Für kurze Zeit scheint es, als ob das richtig große nächste Medien-Ding am Start ist. Clubhouse – eine Audio-App auf dem Smartphone. Man trifft sich in virtuellen Räumen zum Gruppen-Plaudern bis tief in die Nacht. Man sieht sich nicht, hört sich nur. Politiker spricht mit Normalo, Promi mit Medienschaffendem – Hunderte können reinklicken und mitreden. Was für eine Idee inmitten von Pandemie und Lockdowns. So etwas wie Radio, Podcast und Telefonieren in einem: das live gesprochene Wort. Doch der erste Hype Anfang 2021 währt nicht lange.
Wie viele Clubhouse heute in Österreich nutzen, ist unklar. Das US-Unternehmen hält sich mit marktspezifischen Zahlen bedeckt. Clubhouse-Chef Paul Davison sprach im Oktober in einem Bloomberg-TV-Interview davon, dass man perspektivisch eine stetige Entwicklung anstrebe. Man sei dieses Jahr viel zu schnell gewachsen. Wenn man zu schnell wachse, könnten Dinge auch schiefgehen.
Künstliche Verknappung
Clubhouse startete im September 2020. Die App gab es damals zunächst nur für Apple-Geräte, erst später kam Android dazu. Zudem musste man von einem anderen Clubhouse-Nutzer eingeladen werden. Heizte diese künstliche Verknappung den Hype erst recht an? Die Beitrittshürde wurde im Sommer aufgehoben. In der Zwischenzeit integrierte auch Social-Media-Riese Twitter einen ähnlichen Audio-Bereich.
Kaum messbare Nutzung in Deutschland
Eine jüngst veröffentlichte Studie zur Online-Nutzung in Deutschland, die von ARD und ZDF regelmäßig beauftragt wurde, beschreibt, dass Clubhouse eine kaum messbare Nutzung aufweise. Die Studienmacher halten fest: „Was wie ein substanzieller Hype aussah, führt in der Befragung der ARD/ZDF-Onlinestudie zu dem Ergebnis, dass Clubhouse bisher keine statistisch erfassbaren täglichen Nutzerinnen oder Nutzer finden konnte und bei der Nutzung mindestens einmal in der Woche nur in der Zielgruppe der 14- bis 29-Jährigen auf 2 Prozent kommt.” In der Gesamtheit sei auch die mindestens wöchentliche Reichweite gleich null.

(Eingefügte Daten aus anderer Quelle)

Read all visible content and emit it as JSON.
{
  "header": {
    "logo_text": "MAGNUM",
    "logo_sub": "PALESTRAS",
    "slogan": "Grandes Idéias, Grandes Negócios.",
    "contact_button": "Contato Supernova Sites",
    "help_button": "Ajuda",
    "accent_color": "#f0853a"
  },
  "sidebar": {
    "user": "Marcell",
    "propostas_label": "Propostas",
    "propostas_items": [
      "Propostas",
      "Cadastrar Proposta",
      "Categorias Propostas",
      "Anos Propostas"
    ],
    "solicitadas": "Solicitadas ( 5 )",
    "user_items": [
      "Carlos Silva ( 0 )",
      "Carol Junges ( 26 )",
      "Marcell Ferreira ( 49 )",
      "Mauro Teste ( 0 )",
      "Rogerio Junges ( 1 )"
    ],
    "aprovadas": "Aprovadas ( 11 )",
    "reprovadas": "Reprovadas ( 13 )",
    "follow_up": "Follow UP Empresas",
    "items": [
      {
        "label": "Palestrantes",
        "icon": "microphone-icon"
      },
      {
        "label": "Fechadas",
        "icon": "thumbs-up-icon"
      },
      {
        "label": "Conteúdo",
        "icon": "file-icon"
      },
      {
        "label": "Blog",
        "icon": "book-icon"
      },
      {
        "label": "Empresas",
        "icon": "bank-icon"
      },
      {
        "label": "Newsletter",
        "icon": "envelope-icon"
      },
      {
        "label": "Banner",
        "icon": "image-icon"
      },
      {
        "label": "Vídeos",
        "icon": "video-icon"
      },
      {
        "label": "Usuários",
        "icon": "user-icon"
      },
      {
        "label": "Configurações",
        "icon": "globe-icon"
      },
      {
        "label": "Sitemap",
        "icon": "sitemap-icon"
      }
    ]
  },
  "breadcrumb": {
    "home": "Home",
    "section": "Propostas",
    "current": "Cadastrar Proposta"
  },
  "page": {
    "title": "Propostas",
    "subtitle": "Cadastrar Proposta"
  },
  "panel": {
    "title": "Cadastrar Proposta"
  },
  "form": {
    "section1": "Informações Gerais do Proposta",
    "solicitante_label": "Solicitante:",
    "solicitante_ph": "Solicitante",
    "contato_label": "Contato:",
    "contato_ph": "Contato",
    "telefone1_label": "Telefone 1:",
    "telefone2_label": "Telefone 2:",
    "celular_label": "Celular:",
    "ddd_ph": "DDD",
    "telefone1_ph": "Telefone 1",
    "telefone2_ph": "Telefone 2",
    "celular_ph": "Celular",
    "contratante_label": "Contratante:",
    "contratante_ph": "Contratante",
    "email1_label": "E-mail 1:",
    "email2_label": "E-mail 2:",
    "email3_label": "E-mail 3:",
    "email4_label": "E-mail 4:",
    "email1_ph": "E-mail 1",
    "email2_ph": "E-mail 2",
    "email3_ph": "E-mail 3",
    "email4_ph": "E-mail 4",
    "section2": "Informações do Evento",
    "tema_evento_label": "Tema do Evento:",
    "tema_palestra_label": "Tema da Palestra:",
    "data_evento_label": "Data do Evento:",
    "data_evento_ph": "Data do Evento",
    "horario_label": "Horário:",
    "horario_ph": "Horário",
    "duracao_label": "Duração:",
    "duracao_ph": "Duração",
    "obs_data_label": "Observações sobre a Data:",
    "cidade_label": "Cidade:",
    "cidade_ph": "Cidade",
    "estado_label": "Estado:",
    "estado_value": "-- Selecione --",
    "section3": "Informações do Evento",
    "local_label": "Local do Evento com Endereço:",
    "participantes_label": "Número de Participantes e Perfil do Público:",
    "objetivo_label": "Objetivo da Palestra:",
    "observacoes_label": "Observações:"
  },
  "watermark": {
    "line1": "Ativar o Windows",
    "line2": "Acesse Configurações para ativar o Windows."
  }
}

Der Professor für digitale Medien an der Technischen Hochschule (TH) Nürnberg, Markus Kaiser, kommt zu dieser Einschätzung: „Der Hype um und in der App Clubhouse ist genauso schnell wieder abgeebbt, wie er aufgekommen ist.” Er nennt unter anderem diese Gründe: Der Reiz von etwas Neuem verfliege generell schneller im Online-Bereich, damit sei auch der Produktlebenszyklus oft kürzer. Der Lockdown war irgendwann zu Ende. Die Menschen wollten im Sommer wieder nach draußen gehen. „Da blieb weniger Zeit für eine Audio-App, die meist von zu Hause aus genutzt wurde.” Auch das Image habe schnell in Sachen Datenschutz gelitten.
Von einem großen Revival der App geht der Experte nicht aus. Der Reiz des Neuen sei verloren. „Aber ein paar gezielt organisierte gute Diskussionsrunden können im Winter schon wieder dazu kommen.” Die Idee mit Audio-Live-Diskussionen werde auf jeden Fall bleiben.